KENNEWICK, Wash. – A Washington State 14-year-old who sent sexually explicit pictures and videos to his former teacher will spend 10 days in juvenile detention, two years on probation, and is now a registered sex offender.

The Kennewick middle school student was sentenced Wednesday in Benton County Juvenile Court to 80 days of detention after previously pleading guilty to dealing in depictions of minors engaging in sex acts and cyberstalking, the Tri-City Herald reports.

“Court Commissioner Jerri Potts granted the boy’s request for a Special Sex Offender Disposition Alternative, meaning he will do two years of probation focused on sex offender therapy and will have to register as a sex offender,” according to the news site.

Potts also ordered the teen to serve 10 days of detention, and warned that the court would impose the remaining days on the 80-day sentence if he does not satisfactorily complete the sex offender program.

Potts said it’s critical the student does not “just go through the motions” of the program.

The boy’s former teacher reported to police late last year that she received 15 Facebook messages from the teen, who used his first name and provided a cell phone contact number.

“He tried to get the teacher’s attention by attaching naked pictures and videos of himself, including one showing a lewd act with a dog,” according to documents cited by the Herald.

The teacher told police she rarely checks her Facebook messages and didn’t notice the teen’s advances until late in 2015. She said she didn’t watch the videos, KHQ reports.

The teacher wrote in a letter to Deputy Prosecutor Sheri Miller that the messages reduced her from “a highly educated individual to a sex object,” and she “finally accepted reality that I had been violated as both a caring teacher and a women,” according to the Herald.

The educator also had a message for her cyberstalker student: “This mistake doesn’t have to define you if you do the work it will take to change your perspective,” she wrote.

The student seems to be taking the message to heart.
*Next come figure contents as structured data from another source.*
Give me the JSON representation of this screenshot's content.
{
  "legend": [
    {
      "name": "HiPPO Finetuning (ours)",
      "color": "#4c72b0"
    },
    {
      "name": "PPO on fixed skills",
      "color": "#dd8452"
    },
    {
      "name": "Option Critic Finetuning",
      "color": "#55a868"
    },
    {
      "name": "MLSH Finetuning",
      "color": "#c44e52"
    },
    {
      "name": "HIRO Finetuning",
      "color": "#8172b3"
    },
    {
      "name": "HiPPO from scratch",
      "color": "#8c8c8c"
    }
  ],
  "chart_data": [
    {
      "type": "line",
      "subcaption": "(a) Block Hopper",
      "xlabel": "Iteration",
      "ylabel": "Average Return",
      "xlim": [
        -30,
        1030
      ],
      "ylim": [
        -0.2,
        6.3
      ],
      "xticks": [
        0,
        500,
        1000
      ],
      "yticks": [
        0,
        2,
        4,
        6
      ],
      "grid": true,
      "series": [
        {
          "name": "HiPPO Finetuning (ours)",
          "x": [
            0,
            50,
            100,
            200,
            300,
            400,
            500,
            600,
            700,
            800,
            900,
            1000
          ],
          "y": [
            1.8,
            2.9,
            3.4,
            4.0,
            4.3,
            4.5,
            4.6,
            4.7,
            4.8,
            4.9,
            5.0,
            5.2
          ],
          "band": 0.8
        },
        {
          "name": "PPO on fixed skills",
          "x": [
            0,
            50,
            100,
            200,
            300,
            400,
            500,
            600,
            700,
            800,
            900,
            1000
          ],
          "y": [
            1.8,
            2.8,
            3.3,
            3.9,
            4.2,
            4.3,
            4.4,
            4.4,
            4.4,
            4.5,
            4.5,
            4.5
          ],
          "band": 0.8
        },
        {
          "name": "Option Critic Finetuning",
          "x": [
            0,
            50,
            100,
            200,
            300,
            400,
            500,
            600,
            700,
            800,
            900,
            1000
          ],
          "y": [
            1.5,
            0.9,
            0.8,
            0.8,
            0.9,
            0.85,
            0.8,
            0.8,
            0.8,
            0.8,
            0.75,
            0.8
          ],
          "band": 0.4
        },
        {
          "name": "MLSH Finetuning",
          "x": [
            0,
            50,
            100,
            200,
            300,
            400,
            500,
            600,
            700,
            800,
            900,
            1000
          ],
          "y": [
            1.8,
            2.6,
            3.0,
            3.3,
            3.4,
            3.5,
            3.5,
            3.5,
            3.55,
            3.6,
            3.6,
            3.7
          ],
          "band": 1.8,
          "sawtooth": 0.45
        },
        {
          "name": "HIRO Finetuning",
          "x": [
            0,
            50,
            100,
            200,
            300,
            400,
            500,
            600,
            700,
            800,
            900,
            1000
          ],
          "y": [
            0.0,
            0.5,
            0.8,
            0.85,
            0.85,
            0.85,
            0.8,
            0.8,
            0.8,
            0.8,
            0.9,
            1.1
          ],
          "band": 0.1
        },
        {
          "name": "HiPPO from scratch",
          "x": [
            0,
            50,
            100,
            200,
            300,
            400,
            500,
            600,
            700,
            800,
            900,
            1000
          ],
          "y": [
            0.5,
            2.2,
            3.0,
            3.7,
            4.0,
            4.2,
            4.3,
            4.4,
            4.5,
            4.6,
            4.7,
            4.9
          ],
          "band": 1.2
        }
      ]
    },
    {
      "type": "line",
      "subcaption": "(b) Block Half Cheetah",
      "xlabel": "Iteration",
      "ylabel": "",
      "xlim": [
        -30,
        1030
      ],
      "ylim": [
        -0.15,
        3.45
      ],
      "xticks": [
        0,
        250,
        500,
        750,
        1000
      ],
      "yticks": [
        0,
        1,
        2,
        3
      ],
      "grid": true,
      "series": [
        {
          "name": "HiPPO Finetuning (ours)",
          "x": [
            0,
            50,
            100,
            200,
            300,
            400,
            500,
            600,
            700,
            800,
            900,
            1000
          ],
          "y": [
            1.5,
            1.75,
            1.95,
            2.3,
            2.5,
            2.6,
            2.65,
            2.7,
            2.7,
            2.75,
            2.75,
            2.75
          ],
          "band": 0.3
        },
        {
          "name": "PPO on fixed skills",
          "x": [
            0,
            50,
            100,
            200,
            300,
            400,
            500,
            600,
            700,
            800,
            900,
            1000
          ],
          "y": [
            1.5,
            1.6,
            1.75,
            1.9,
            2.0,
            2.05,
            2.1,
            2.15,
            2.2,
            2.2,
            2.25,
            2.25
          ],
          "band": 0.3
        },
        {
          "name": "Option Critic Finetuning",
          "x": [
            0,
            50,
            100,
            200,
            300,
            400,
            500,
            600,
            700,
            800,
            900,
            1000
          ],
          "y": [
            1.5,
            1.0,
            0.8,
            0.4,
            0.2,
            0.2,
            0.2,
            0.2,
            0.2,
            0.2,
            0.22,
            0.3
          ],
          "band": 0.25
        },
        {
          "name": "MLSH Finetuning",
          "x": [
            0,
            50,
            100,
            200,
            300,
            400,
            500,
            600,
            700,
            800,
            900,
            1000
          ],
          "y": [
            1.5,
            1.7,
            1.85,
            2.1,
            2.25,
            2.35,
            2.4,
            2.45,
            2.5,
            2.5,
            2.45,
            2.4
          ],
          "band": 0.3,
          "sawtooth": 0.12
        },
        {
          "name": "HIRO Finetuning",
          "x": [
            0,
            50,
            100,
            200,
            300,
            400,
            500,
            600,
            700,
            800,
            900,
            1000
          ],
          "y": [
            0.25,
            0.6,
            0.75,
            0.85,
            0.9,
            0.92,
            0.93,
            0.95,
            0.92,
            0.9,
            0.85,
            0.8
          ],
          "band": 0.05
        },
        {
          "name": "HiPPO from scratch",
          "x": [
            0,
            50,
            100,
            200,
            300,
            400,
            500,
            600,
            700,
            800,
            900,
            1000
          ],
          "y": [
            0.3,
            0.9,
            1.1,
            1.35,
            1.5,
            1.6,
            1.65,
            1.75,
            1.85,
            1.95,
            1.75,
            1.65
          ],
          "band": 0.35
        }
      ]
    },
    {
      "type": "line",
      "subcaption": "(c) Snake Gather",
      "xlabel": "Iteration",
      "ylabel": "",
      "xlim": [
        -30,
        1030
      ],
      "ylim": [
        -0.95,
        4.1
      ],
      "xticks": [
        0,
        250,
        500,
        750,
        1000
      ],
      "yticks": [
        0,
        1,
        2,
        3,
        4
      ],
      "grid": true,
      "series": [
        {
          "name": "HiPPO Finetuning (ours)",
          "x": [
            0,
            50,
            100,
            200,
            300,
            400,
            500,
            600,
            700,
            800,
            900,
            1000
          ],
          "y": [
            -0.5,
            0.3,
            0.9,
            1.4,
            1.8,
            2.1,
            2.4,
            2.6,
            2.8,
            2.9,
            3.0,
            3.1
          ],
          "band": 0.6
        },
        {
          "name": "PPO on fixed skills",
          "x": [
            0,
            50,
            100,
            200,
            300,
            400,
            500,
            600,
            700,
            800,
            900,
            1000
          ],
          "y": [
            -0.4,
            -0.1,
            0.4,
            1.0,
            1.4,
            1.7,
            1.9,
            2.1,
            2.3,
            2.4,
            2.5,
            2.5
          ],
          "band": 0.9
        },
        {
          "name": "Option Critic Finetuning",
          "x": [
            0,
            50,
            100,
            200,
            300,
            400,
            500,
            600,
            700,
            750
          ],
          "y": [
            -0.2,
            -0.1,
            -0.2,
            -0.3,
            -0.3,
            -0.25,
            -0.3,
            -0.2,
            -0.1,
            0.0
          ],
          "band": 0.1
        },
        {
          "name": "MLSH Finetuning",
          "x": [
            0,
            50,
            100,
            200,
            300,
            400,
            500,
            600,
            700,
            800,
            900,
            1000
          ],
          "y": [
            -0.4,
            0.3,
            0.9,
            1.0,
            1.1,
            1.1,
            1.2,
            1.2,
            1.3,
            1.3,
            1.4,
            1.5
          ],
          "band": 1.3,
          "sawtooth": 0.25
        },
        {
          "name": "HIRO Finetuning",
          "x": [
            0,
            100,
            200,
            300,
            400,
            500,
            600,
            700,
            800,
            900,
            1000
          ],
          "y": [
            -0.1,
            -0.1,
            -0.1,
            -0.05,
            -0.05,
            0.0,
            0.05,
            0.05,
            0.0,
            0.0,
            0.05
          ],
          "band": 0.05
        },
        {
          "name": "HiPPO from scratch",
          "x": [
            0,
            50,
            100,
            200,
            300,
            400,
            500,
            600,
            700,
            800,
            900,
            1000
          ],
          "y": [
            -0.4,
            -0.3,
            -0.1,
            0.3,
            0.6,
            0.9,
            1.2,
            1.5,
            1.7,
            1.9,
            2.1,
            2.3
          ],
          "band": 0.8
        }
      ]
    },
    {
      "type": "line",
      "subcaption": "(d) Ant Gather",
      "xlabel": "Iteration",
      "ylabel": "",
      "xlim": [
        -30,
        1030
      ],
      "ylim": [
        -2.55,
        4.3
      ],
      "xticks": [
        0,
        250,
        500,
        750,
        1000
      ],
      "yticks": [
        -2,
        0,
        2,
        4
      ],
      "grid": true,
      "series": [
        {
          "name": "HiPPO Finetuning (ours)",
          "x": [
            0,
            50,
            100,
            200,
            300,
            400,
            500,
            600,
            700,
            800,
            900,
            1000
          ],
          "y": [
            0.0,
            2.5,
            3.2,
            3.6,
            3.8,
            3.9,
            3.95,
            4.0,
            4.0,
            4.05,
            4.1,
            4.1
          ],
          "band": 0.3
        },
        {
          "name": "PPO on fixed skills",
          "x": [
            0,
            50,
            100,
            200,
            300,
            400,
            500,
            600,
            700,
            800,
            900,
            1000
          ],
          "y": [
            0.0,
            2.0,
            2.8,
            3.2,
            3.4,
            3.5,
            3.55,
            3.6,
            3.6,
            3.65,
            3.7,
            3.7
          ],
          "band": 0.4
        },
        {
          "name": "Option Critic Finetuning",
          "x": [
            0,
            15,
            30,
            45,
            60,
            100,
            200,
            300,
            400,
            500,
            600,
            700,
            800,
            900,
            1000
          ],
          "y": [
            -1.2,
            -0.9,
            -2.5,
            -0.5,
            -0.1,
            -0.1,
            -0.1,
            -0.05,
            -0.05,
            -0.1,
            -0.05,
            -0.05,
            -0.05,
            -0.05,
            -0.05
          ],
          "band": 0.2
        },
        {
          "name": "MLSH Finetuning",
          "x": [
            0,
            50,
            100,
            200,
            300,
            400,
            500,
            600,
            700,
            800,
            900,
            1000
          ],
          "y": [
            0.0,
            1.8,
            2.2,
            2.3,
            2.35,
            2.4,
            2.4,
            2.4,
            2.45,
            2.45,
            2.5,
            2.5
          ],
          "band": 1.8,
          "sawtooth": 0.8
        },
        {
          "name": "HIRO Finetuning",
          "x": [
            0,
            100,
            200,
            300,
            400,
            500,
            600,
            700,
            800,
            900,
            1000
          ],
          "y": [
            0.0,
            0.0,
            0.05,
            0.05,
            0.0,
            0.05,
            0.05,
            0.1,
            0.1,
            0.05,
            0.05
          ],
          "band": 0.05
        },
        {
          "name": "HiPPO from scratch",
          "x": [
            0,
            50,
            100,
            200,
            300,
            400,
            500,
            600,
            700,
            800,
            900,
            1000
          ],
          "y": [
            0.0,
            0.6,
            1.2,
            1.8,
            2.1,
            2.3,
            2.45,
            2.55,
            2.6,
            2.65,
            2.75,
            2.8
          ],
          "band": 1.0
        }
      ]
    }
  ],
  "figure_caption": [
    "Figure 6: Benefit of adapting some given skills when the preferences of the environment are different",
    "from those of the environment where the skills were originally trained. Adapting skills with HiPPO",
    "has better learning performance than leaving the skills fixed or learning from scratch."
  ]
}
His attorney, Laura Mapes, told the court the boy is “naturally feeling embarrassed” by his actions and the court case.

“At first I didn’t think through it,” the student told Potts, “but now that I’m going thorough this I regret what I’ve done because it is not a normal thing for a teenager to do.”

Online commenters expressed mixed reactions to the case.

“That’s it?” Brenelsa Faustinia Tiburcio posted to Facebook. “A teacher would have been arrested; placed in a jail cell; lost her job; lost her teacher’s certification and banned from ever teaching again. This kid gets therapy. Something isn’t right.”

“Therapy required,” Jamie Sime-Yardley wrote, “prayers.”

“Therapy? No. No,” James Cluck countered. “Locked box!”